Alzheimer’s disease reaches out and affects many of us, whether it is through family or friends, or hearing about it through the media. Statistics show that approximately 500,000 people in the UK are currently living with the disease, with only 10 percent currently receiving drug treatment.
Alzheimer’s is a progressive condition most common after the age of 65, affecting areas of the brain important for memory. Over time the disease progresses and the level of cognitive decline increases, leading to serious memory loss and changes in personality.
The study, released in the New England Journal of Medicine, monitored the memory and performance in everyday tasks of 295 subjects suffering from the disease that had previously taken the drug Aricept and found a slower rate of decline in the memory of these patients.
Aricept is usually prescribed during the early stages of the disease, with its use discontinued as the disease progresses into the later stages.
The funding of drugs to treat dementia has been subject to much debate in the past. The medicine regulatory body NICE set restrictions on the use of drugs for the treatment of dementia in 2006, a restriction that has recently been over-turned.

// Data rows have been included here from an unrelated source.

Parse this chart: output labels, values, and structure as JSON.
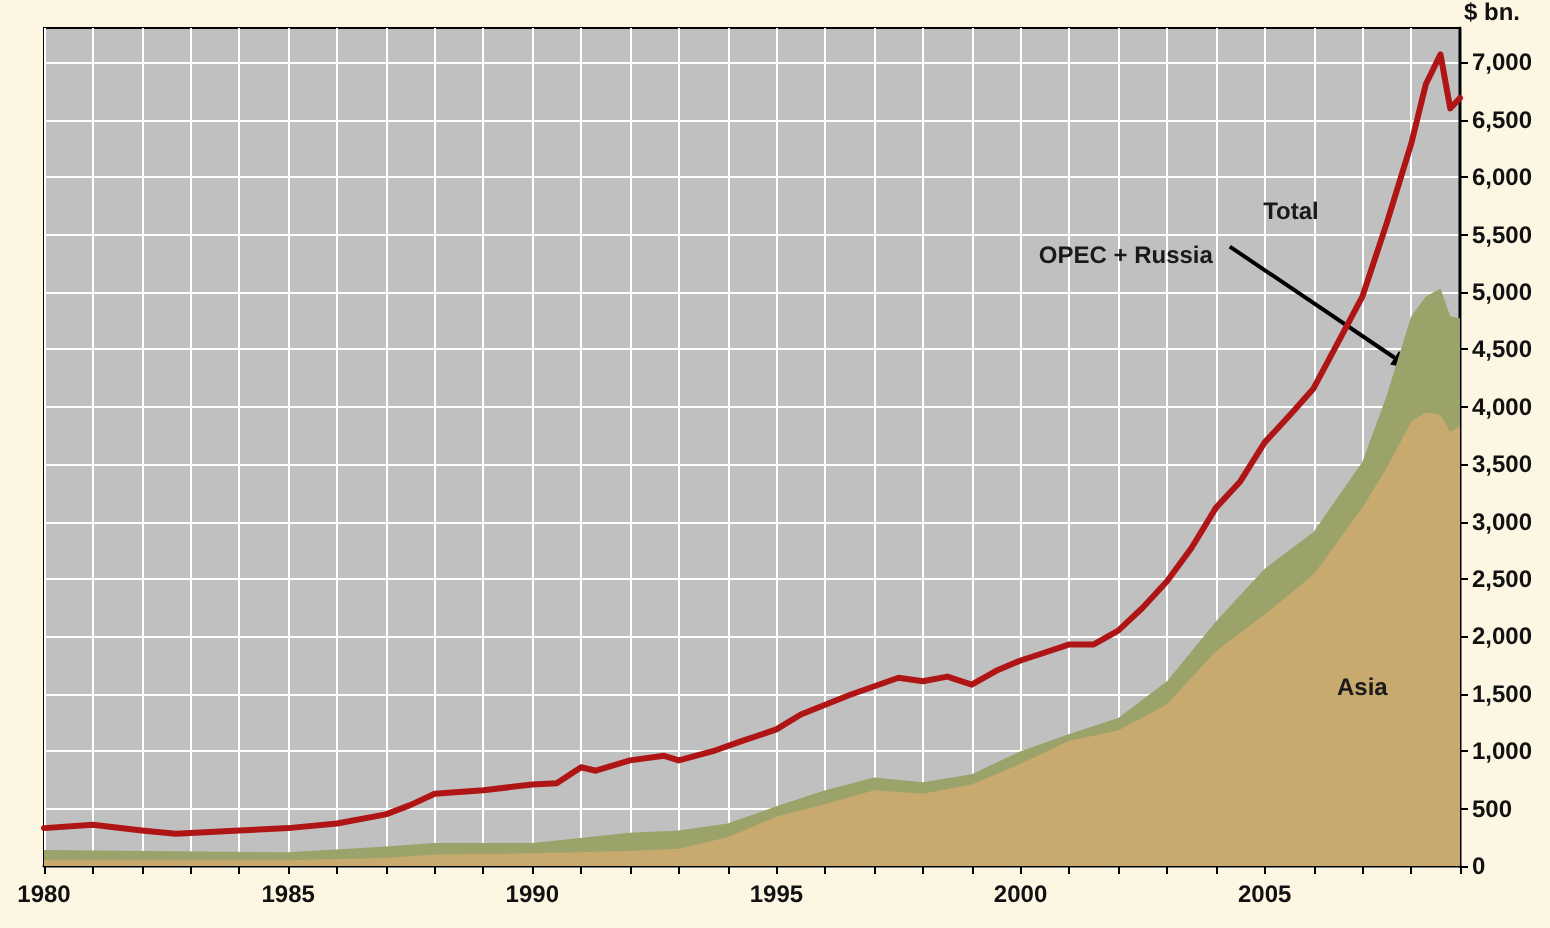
{
  "chart_data": {
    "type": "area",
    "ylabel": "$ bn.",
    "stacked": true,
    "grid": true,
    "legend": false,
    "marker": "none",
    "x": [
      1980,
      1985,
      1987,
      1988,
      1990,
      1992,
      1993,
      1994,
      1995,
      1996,
      1997,
      1998,
      1999,
      2000,
      2001,
      2002,
      2003,
      2004,
      2005,
      2006,
      2007,
      2007.5,
      2008,
      2008.3,
      2008.6,
      2008.8,
      2009
    ],
    "series": [
      {
        "name": "Asia",
        "color": "#c8aa6e",
        "values": [
          50,
          50,
          70,
          100,
          110,
          130,
          150,
          250,
          430,
          540,
          660,
          630,
          710,
          890,
          1090,
          1180,
          1410,
          1870,
          2190,
          2540,
          3120,
          3470,
          3870,
          3950,
          3930,
          3780,
          3830
        ]
      },
      {
        "name": "OPEC + Russia",
        "color": "#9ba36b",
        "values": [
          90,
          70,
          100,
          100,
          90,
          160,
          160,
          120,
          90,
          120,
          110,
          100,
          90,
          110,
          60,
          110,
          200,
          260,
          400,
          370,
          400,
          630,
          920,
          1010,
          1100,
          1010,
          940
        ]
      },
      {
        "name": "Total",
        "type": "line",
        "color": "#b01515",
        "x": [
          1980,
          1981,
          1982,
          1982.7,
          1984,
          1985,
          1986,
          1987,
          1987.5,
          1988,
          1989,
          1990,
          1990.5,
          1991,
          1991.3,
          1992,
          1992.7,
          1993,
          1993.7,
          1994.3,
          1995,
          1995.5,
          1996.5,
          1997.5,
          1998,
          1998.5,
          1999,
          1999.5,
          2000,
          2000.5,
          2001,
          2001.5,
          2002,
          2002.5,
          2003,
          2003.5,
          2004,
          2004.5,
          2005,
          2005.5,
          2006,
          2006.5,
          2007,
          2007.5,
          2008,
          2008.3,
          2008.6,
          2008.8,
          2009
        ],
        "values": [
          330,
          360,
          310,
          280,
          310,
          330,
          370,
          450,
          530,
          630,
          660,
          710,
          720,
          860,
          830,
          920,
          960,
          920,
          1000,
          1090,
          1190,
          1320,
          1490,
          1640,
          1610,
          1650,
          1580,
          1700,
          1790,
          1860,
          1930,
          1930,
          2050,
          2250,
          2480,
          2770,
          3120,
          3350,
          3690,
          3920,
          4160,
          4560,
          4960,
          5600,
          6290,
          6810,
          7070,
          6600,
          6690
        ]
      }
    ],
    "xlim": [
      1980,
      2009
    ],
    "xticks": [
      1980,
      {
        "value": 1981,
        "label": null
      },
      {
        "value": 1982,
        "label": null
      },
      {
        "value": 1983,
        "label": null
      },
      {
        "value": 1984,
        "label": null
      },
      1985,
      {
        "value": 1986,
        "label": null
      },
      {
        "value": 1987,
        "label": null
      },
      {
        "value": 1988,
        "label": null
      },
      {
        "value": 1989,
        "label": null
      },
      1990,
      {
        "value": 1991,
        "label": null
      },
      {
        "value": 1992,
        "label": null
      },
      {
        "value": 1993,
        "label": null
      },
      {
        "value": 1994,
        "label": null
      },
      1995,
      {
        "value": 1996,
        "label": null
      },
      {
        "value": 1997,
        "label": null
      },
      {
        "value": 1998,
        "label": null
      },
      {
        "value": 1999,
        "label": null
      },
      2000,
      {
        "value": 2001,
        "label": null
      },
      {
        "value": 2002,
        "label": null
      },
      {
        "value": 2003,
        "label": null
      },
      {
        "value": 2004,
        "label": null
      },
      2005,
      {
        "value": 2006,
        "label": null
      },
      {
        "value": 2007,
        "label": null
      },
      {
        "value": 2008,
        "label": null
      },
      {
        "value": 2009,
        "label": null
      }
    ],
    "ylim": [
      0,
      7300
    ],
    "yticks": [
      0,
      500,
      {
        "value": 1000,
        "label": "1,000"
      },
      {
        "value": 1500,
        "label": "1,500"
      },
      {
        "value": 2000,
        "label": "2,000"
      },
      {
        "value": 2500,
        "label": "2,500"
      },
      {
        "value": 3000,
        "label": "3,000"
      },
      {
        "value": 3500,
        "label": "3,500"
      },
      {
        "value": 4000,
        "label": "4,000"
      },
      {
        "value": 4500,
        "label": "4,500"
      },
      {
        "value": 5000,
        "label": "5,000"
      },
      {
        "value": 5500,
        "label": "5,500"
      },
      {
        "value": 6000,
        "label": "6,000"
      },
      {
        "value": 6500,
        "label": "6,500"
      },
      {
        "value": 7000,
        "label": "7,000"
      }
    ]
  }
}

Guidelines now support prolonged treatment so long as it is beneficial to the patient. This follows the end of the patent on Aricept, allowing more cost-effective versions of the drug to be developed, costing as little as £12 a month to prescribe.
This trial provides clear evidence that treatment with these drugs can be beneficial in slowing down the disease in patients in the later stages of Alzheimer’s. Patients taking Aricept were four months better than those patients not taking the drug, in terms of their memory and their ability to carry out daily tasks.
This study will help to improve the quality of lives of the many people suffering from the late stages of Alzheimer’s and so provide a way forward to the generation of further treatments in the very near future.